Doch Frankreichs oberster Rechtspopulist Le Pen hat kein Problem mit dem Schreinbesuch. »Sind nicht auch diejenigen, die Hiroshima und Nagasaki bombardiert haben, Kriegsverbrecher?« Mit dieser Anspielung verwies er auf die US-amerikanischen Atombombenabwürfe, bereits bevor er die Gedenkstätte gesehen hatte.

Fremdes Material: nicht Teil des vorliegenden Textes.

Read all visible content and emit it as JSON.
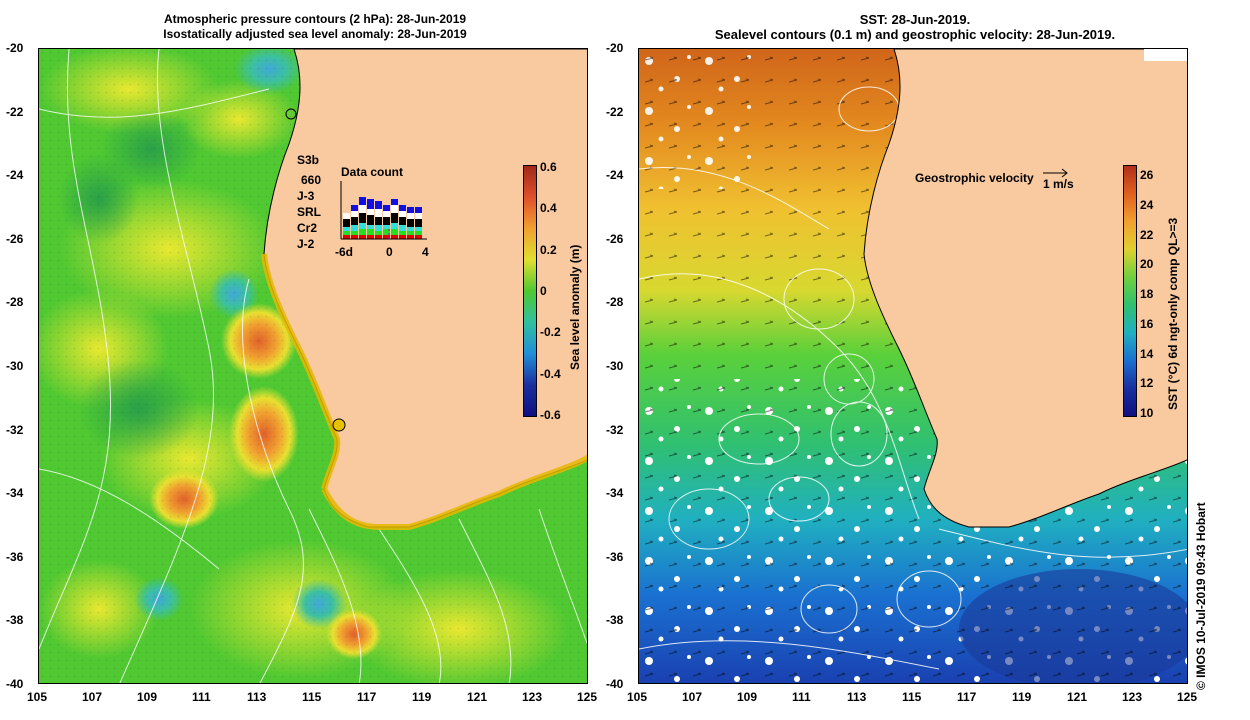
{
  "left_panel": {
    "title_line1": "Atmospheric pressure contours (2 hPa): 28-Jun-2019",
    "title_line2": "Isostatically adjusted sea level anomaly: 28-Jun-2019",
    "colorbar": {
      "label": "Sea level anomaly (m)",
      "ticks": [
        "0.6",
        "0.4",
        "0.2",
        "0",
        "-0.2",
        "-0.4",
        "-0.6"
      ],
      "min": -0.6,
      "max": 0.6
    },
    "legend": {
      "title": "Data count",
      "satellites": [
        {
          "name": "S3b",
          "color": "#1010e0"
        },
        {
          "name": "660",
          "color": "#000000"
        },
        {
          "name": "J-3",
          "color": "#000000"
        },
        {
          "name": "SRL",
          "color": "#30e0e0"
        },
        {
          "name": "Cr2",
          "color": "#20e020"
        },
        {
          "name": "J-2",
          "color": "#e00000"
        }
      ],
      "axis_labels": [
        "-6d",
        "0",
        "4"
      ]
    }
  },
  "right_panel": {
    "title_line1": "SST: 28-Jun-2019.",
    "title_line2": "Sealevel contours (0.1 m) and geostrophic velocity: 28-Jun-2019.",
    "velocity_label": "Geostrophic velocity",
    "velocity_scale": "1 m/s",
    "colorbar": {
      "label": "SST (°C) 6d ngt-only comp QL>=3",
      "ticks": [
        "26",
        "24",
        "22",
        "20",
        "18",
        "16",
        "14",
        "12",
        "10"
      ],
      "min": 10,
      "max": 27
    }
  },
  "axes": {
    "lat_ticks": [
      "-20",
      "-22",
      "-24",
      "-26",
      "-28",
      "-30",
      "-32",
      "-34",
      "-36",
      "-38",
      "-40"
    ],
    "lon_ticks": [
      "105",
      "107",
      "109",
      "111",
      "113",
      "115",
      "117",
      "119",
      "121",
      "123",
      "125"
    ]
  },
  "credit": "© IMOS 10-Jul-2019 09:43 Hobart",
  "colors": {
    "land": "#f9c9a0",
    "sla_neutral": "#4fc832"
  }
}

Gastgeber Mitsuhiro Kimura und seine Issuikai-Bewegung bezweifeln öffentlich das Ausmaß von Japans Gräueltaten in seinen Kolonien. Sein eigenwilliges Geschichtsbild stellte Kimura denn auch gleich zu Konferenzbeginn den applaudierende Delegierten vor. Japan sei noch immer von der US-Armee besetzt, so Kimuras Auslegung des japanisch-amerikanischen Sicherheitsabkommens. Erst wenn die USA ihre Truppen vollständig abzögen und die japanischen Selbstverteidigungskräfte die Landesverteidigung wieder allein übernähmen, sei die Nachkriegszeit vorbei und Japan ein unabhängiges Land, erklärte Kimura. Seine Organisation wurde in den 70er Jahren von Anhängern des Poeten Yukio Mishima gegründet, dem es nicht gelungen war, die Selbstverteidigungskräfte zu einem Staatsstreich zu animieren.

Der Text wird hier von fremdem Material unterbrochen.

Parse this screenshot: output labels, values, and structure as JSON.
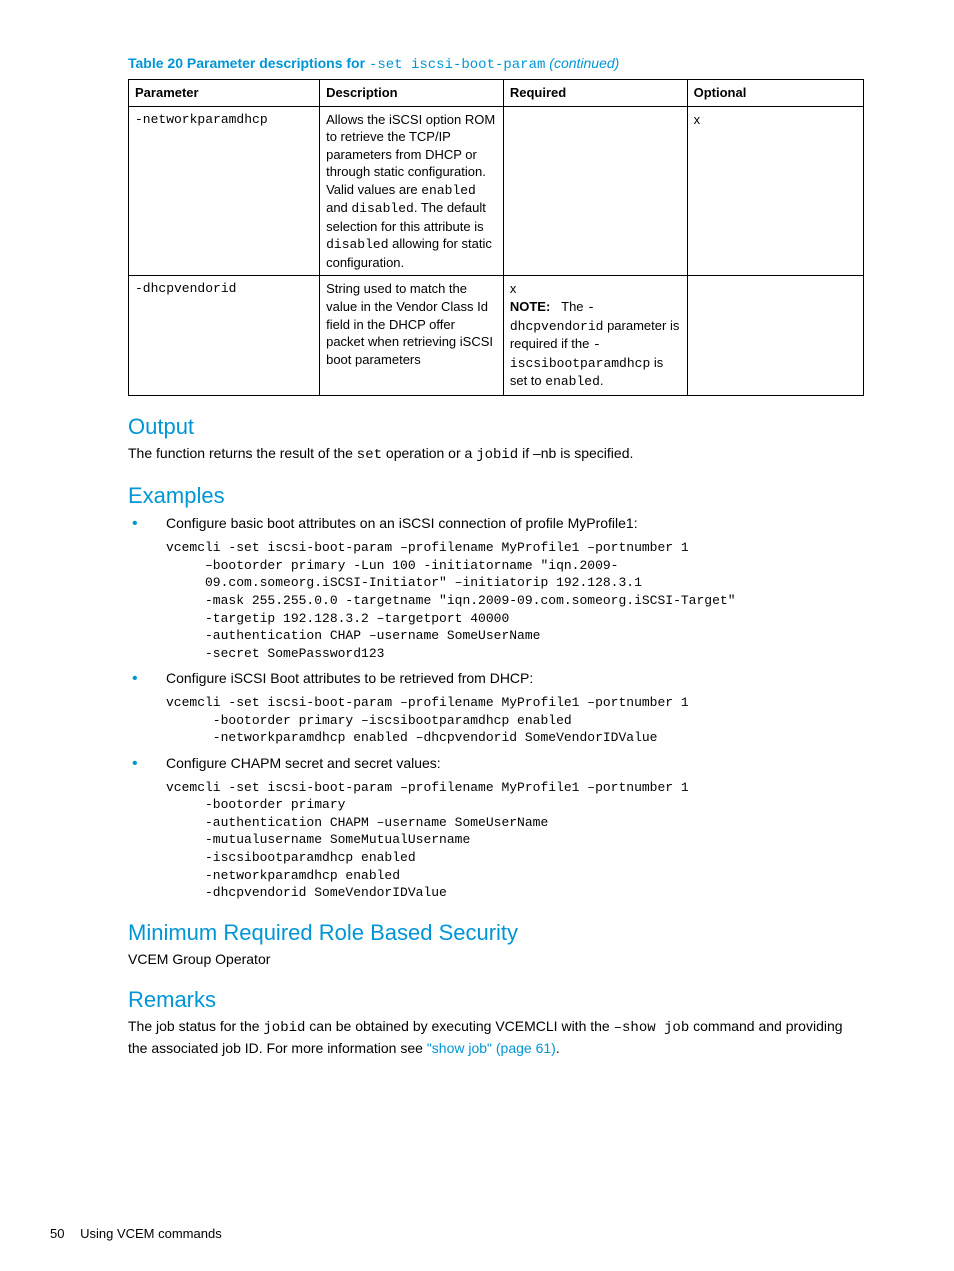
{
  "table": {
    "caption_prefix": "Table 20 Parameter descriptions for ",
    "caption_code": "-set iscsi-boot-param",
    "caption_suffix": " (continued)",
    "headers": {
      "param": "Parameter",
      "desc": "Description",
      "req": "Required",
      "opt": "Optional"
    },
    "rows": {
      "r1": {
        "param": "-networkparamdhcp",
        "desc_1": "Allows the iSCSI option ROM to retrieve the TCP/IP parameters from DHCP or through static configuration. Valid values are ",
        "desc_code1": "enabled",
        "desc_2": " and ",
        "desc_code2": "disabled",
        "desc_3": ". The default selection for this attribute is ",
        "desc_code3": "disabled",
        "desc_4": " allowing for static configuration.",
        "req": "",
        "opt": "x"
      },
      "r2": {
        "param": "-dhcpvendorid",
        "desc": "String used to match the value in the Vendor Class Id field in the DHCP offer packet when retrieving iSCSI boot parameters",
        "req_x": "x",
        "req_note_label": "NOTE:",
        "req_note_1": "The ",
        "req_note_code1": "-dhcpvendorid",
        "req_note_2": " parameter is required if the ",
        "req_note_code2": "-iscsibootparamdhcp",
        "req_note_3": " is set to ",
        "req_note_code3": "enabled",
        "req_note_4": ".",
        "opt": ""
      }
    }
  },
  "output": {
    "heading": "Output",
    "text_1": "The function returns the result of the ",
    "code1": "set",
    "text_2": " operation or a ",
    "code2": "jobid",
    "text_3": " if –nb is specified."
  },
  "examples": {
    "heading": "Examples",
    "items": {
      "i1": "Configure basic boot attributes on an iSCSI connection of profile MyProfile1:",
      "c1": "vcemcli -set iscsi-boot-param –profilename MyProfile1 –portnumber 1\n     –bootorder primary -Lun 100 -initiatorname \"iqn.2009-\n     09.com.someorg.iSCSI-Initiator\" –initiatorip 192.128.3.1\n     -mask 255.255.0.0 -targetname \"iqn.2009-09.com.someorg.iSCSI-Target\"\n     -targetip 192.128.3.2 –targetport 40000\n     -authentication CHAP –username SomeUserName\n     -secret SomePassword123",
      "i2": "Configure iSCSI Boot attributes to be retrieved from DHCP:",
      "c2": "vcemcli -set iscsi-boot-param –profilename MyProfile1 –portnumber 1\n      -bootorder primary –iscsibootparamdhcp enabled\n      -networkparamdhcp enabled –dhcpvendorid SomeVendorIDValue",
      "i3": "Configure CHAPM secret and secret values:",
      "c3": "vcemcli -set iscsi-boot-param –profilename MyProfile1 –portnumber 1\n     -bootorder primary\n     -authentication CHAPM –username SomeUserName\n     -mutualusername SomeMutualUsername\n     -iscsibootparamdhcp enabled\n     -networkparamdhcp enabled\n     -dhcpvendorid SomeVendorIDValue"
    }
  },
  "security": {
    "heading": "Minimum Required Role Based Security",
    "text": "VCEM Group Operator"
  },
  "remarks": {
    "heading": "Remarks",
    "text_1": "The job status for the ",
    "code1": "jobid",
    "text_2": " can be obtained by executing VCEMCLI with the ",
    "code2": "–show job",
    "text_3": " command and providing the associated job ID. For more information see ",
    "link": "\"show job\" (page 61)",
    "text_4": "."
  },
  "footer": {
    "page": "50",
    "section": "Using VCEM commands"
  }
}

Deutsche Rechtsaußen-Vertreter waren bei der Konferenz nicht zugegen. Doch beim nächsten Mal will Issuikai-Chef Kimura auf jeden Fall auch deutsche Rechtsparteien dabei haben. »Irgendwann wollen wir eine Allianz aller patriotischen Vereinigungen der Welt schaffen«, philosophierte er beim Mittagessen. Dazu müsste er sich allerdings auch mit den Nationalisten seiner koreanischen und chinesischen Nachbarn verbrüdern. Demnächst in Budapest

Das sei nicht einfach, gibt Kimura zu. Schließlich liefern sich japanische Nationalisten regelmäßig heftigste Propagandagefechte mit ihren asiatischen »Brüdern«, so, wenn ein neues Geschichtsbuch auf den Markt kommt, das Japans Kriegsverbrechen an Koreanern und Chinesen verharmlost. Kimuras Nahziel ist deshalb die Institutionalisierung der europäisch-japanischen Nationalistentreffs. Alle zwei Jahre wünscht sich Kimura ein solches Treffen. So lange wird er gar nicht warten müssen: Bela Kovacz von der ungarischen Jobbik lud alle Teilnehmer für Ende Oktober nach Budapest ein, um gemeinsam das 25-jährige Bestehen seiner Partei zu feiern.